I can see improvements. It is frustrating we can’t get all the fraud and crooks. The complexity of these cases has grown over the years. That makes it even more challenging for us.
For every dollar put into fighting healthcare fraud by us and our partners, we get $7 back into the Medicare trust fund. That is a stock I would invest in. If I could get 10 more agents, imagine the return on that.
We have more cases than we can handle, so we have to pick those that have the most impact. Our trials have significantly increased. We have a lot of resources going into that because we want to make sure our cases are slammed shut.
How is technology changing how Medicare fights fraud?
We now have direct access to Medicare data, and that makes life a lot easier to identify potential cases. For years we had to request Medicare data from outside contractors. That could take months, slow down an investigation and cause more money to go out the door.
Now agents sitting at a computer can do data mining and identify billing abnormalities.
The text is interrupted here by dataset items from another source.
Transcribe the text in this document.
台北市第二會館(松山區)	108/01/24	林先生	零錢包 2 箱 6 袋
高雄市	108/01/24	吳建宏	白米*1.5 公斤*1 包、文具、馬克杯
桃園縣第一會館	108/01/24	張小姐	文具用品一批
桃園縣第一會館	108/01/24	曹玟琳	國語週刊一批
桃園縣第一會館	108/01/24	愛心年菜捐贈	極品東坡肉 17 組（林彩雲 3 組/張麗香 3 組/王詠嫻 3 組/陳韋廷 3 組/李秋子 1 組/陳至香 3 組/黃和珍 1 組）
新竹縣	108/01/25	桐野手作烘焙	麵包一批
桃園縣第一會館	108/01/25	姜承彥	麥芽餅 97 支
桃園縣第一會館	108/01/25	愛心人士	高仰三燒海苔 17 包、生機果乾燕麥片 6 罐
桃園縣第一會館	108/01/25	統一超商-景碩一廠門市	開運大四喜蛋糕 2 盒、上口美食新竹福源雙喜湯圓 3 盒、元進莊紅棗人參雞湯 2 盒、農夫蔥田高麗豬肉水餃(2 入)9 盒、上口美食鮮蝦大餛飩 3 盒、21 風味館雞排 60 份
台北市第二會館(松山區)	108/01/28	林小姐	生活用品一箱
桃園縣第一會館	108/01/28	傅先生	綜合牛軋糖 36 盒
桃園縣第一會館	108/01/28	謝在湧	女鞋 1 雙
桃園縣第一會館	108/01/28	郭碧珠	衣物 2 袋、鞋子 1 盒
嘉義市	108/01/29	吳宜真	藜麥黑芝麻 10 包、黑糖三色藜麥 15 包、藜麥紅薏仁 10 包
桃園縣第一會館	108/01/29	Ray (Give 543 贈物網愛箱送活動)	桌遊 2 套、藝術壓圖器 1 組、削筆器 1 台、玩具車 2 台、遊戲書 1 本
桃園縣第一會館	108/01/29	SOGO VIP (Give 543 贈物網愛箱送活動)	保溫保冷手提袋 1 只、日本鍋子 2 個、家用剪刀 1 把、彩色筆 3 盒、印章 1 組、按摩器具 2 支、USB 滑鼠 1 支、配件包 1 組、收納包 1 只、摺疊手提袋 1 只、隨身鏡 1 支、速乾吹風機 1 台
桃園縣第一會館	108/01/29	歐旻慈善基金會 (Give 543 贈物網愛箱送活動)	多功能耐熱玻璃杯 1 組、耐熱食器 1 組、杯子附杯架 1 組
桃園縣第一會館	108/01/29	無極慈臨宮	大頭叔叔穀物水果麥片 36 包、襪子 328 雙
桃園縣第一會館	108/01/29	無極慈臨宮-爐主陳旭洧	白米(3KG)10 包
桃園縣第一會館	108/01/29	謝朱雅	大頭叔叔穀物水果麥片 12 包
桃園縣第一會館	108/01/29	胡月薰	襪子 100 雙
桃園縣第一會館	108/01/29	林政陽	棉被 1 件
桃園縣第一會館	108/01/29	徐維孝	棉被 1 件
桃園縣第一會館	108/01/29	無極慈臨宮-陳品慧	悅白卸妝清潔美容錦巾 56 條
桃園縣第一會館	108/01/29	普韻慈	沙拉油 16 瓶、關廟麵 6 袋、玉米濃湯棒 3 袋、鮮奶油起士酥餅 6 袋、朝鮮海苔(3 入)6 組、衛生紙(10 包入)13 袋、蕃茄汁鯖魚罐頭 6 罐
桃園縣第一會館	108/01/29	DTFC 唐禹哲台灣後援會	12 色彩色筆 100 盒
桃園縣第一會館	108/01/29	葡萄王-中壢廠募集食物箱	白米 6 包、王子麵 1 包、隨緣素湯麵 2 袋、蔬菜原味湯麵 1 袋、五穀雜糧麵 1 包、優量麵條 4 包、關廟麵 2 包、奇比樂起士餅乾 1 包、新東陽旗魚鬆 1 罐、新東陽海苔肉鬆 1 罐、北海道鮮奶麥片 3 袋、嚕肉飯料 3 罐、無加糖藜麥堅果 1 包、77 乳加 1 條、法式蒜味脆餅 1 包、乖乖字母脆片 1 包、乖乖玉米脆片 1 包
It doesn’t mean it’s fraud, but it gives us a head start to look more closely and drill down.
We also have agents dedicated not just to putting criminals in jail but these agents want to make changes to the system. They see how these criminals are beating the system. It’s refreshing to see they can make recommendations now on how to close those loopholes.
How prominent is organized crime in healthcare fraud?
We had an organized crime ring operating out of Glendale, and six individuals were convicted in 2009. That gave us true insight into dealing with these individuals who were turning to Medicare fraud as a source of revenue.
We continue to be proactive in looking at organized crime’s involvement in Southern California. They see dollar signs, and in some cases this is safer for them than dealing drugs or weapons.
We had an ambulance fraud case, and when we served search warrants we found our press releases and articles. They are educated about what’s going on.
What role do doctors play in these schemes?
The majority of physicians are legitimate and just want to take care of patients. But the impact made by a small percentage is scary and frustrating.
Criminals will advertise in the newspaper seeking a physician to work at a clinic. They reel them in and sometimes the doctor catches on and leaves. But the criminal still has their identity. A lot of these doctors are too embarrassed to contact Medicare about what happened. But there are millions of dollars going out under their name.
What newer problems keep you up at night?
Drug diversion in Medicare’s Part D prescription-drug program is just skyrocketing. It could be a financial tsunami. There are doctors selling their prescriptions. There are patients who doctor-shop and look for pain medications to sell themselves. Pharmacists conspire with medical clinics and doctors to transport patients to the pharmacy to get drugs they don’t need.
And it’s not always schedule 2 [narcotics] like OxyContin. It can be other very expensive drugs like Abilify [an anti-psychotic medication] or the new hepatitis C drugs that cost so much. Greed makes people do interesting things.
What should consumers do if they suspect impropriety?
They can contact the office of inspector general hotline at (800) HHS-TIPS or visit https://forms.oig.hhs.gov/hotlineoperations. A number of our successful investigations were initiated by a complaint our office received from the hotline.
What’s next for you?
I’m retiring at the end of this month after 27 years with the agency. I will still be involved in fighting healthcare fraud working at a Medicare billing contractor, SafeGuard Services. I’ll just be doing it without the gun and badge.